Her observations ring true. In my travels, I have encountered many gourmands. To this day, I still fondly recall the hours spent on the road from Kunming to Dali in southwest China discussing food with my driver, a former soldier who knew everything about the local terroir, from the fresh foraged mushrooms to the way that the grass affected the fragrance of goat’s milk. 

But I have also come across my share of philistines, even in Jiangnan, China’s traditional gastronomical centre. More than once, I have found myself an unwilling participant in a tortuous banquet. On one occasion, the menu read like a catalogue of every possible bling food known to the Chinese: matsutake mushrooms floating, like shipwreck survivors, in broth spiked with MSG; chewy abalone so rubbery they could have served as erasers; a colourful sashimi platter that competed with the table’s artificial floral arrangement. The high point of the evening? Soggy French fries with equally uninspiring slices of ham. But rest assured, the meal was expensive. 

Dunlop is on a mission not only to rescue Chinese food from its reputation as ‘cheap, low-status and junky’ but also to demythologise it for Westerners. In recent years, this mission has acquired greater urgency, as the pandemic resulted in new and virulent expression being given to old stereotypes about the ‘filthy’ eating habits of the Chinese.

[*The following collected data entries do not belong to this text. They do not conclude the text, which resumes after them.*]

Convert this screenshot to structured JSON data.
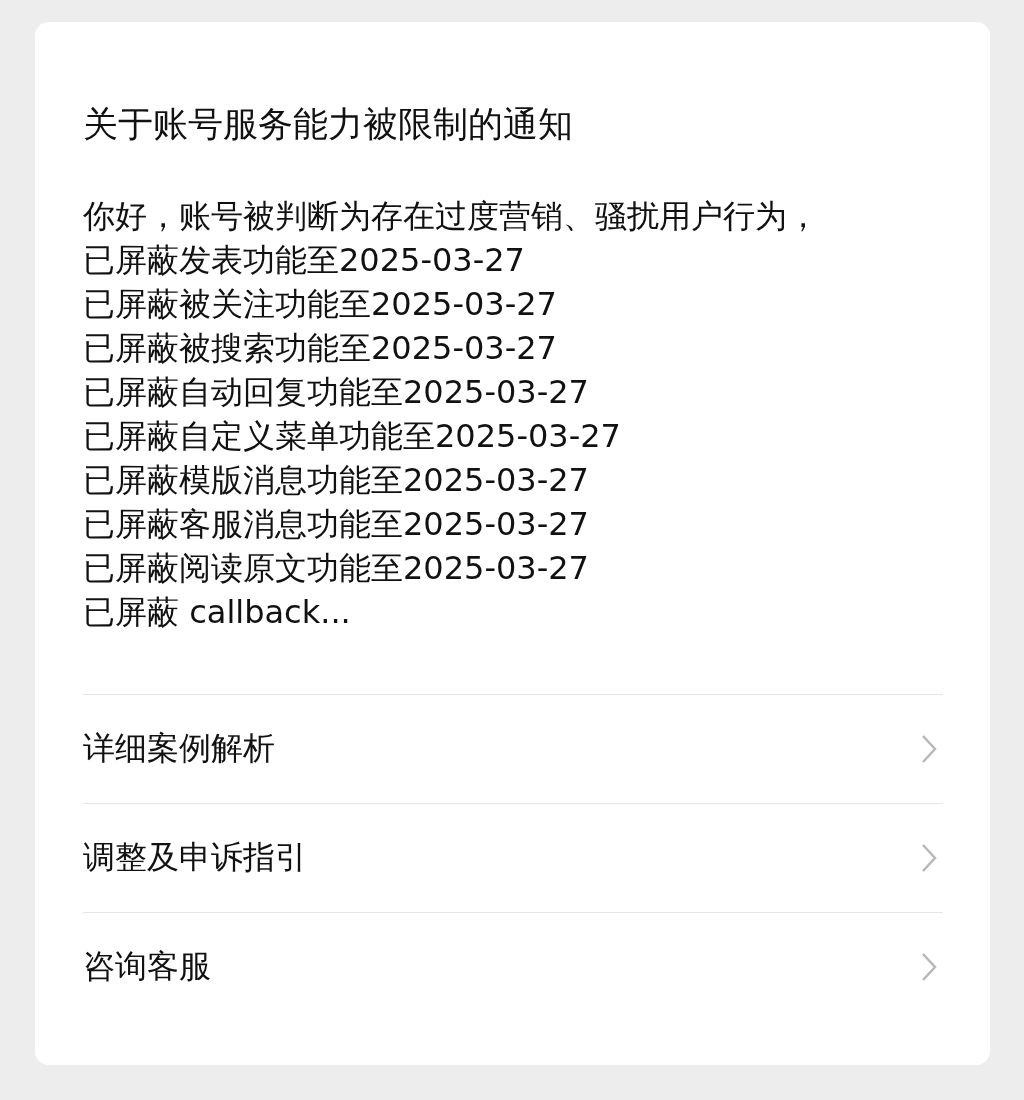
{
  "notice": {
    "title": "关于账号服务能力被限制的通知",
    "lines": [
      "你好，账号被判断为存在过度营销、骚扰用户行为，",
      "已屏蔽发表功能至2025-03-27",
      "已屏蔽被关注功能至2025-03-27",
      "已屏蔽被搜索功能至2025-03-27",
      "已屏蔽自动回复功能至2025-03-27",
      "已屏蔽自定义菜单功能至2025-03-27",
      "已屏蔽模版消息功能至2025-03-27",
      "已屏蔽客服消息功能至2025-03-27",
      "已屏蔽阅读原文功能至2025-03-27",
      "已屏蔽 callback..."
    ]
  },
  "menu": [
    {
      "label": "详细案例解析"
    },
    {
      "label": "调整及申诉指引"
    },
    {
      "label": "咨询客服"
    }
  ]
}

It’s hard to imagine any reader coming away from this book believing that Chinese food is ‘just’ stir-fry or cheap takeaways, or that the Chinese make a regular habit of devouring wild animals. But perhaps a more important impact will come from the unique perspective Dunlop provides on eating. This is not just a book that will appeal to lovers of Chinese food. The gourmand, we are led to understand, is someone who grasps the importance of balance and restraint and is mindful of the limited nature of the earth’s resources and the importance of preserving health through a balanced diet – someone, in other words, who pursues the traditional Chinese virtue of ‘harmony’. Invitation to a Banquet captures China’s venerable tradition of mindful eating in vivid detail. As such, it will inspire readers to reflect on their own relationship to one of life’s greatest pleasures.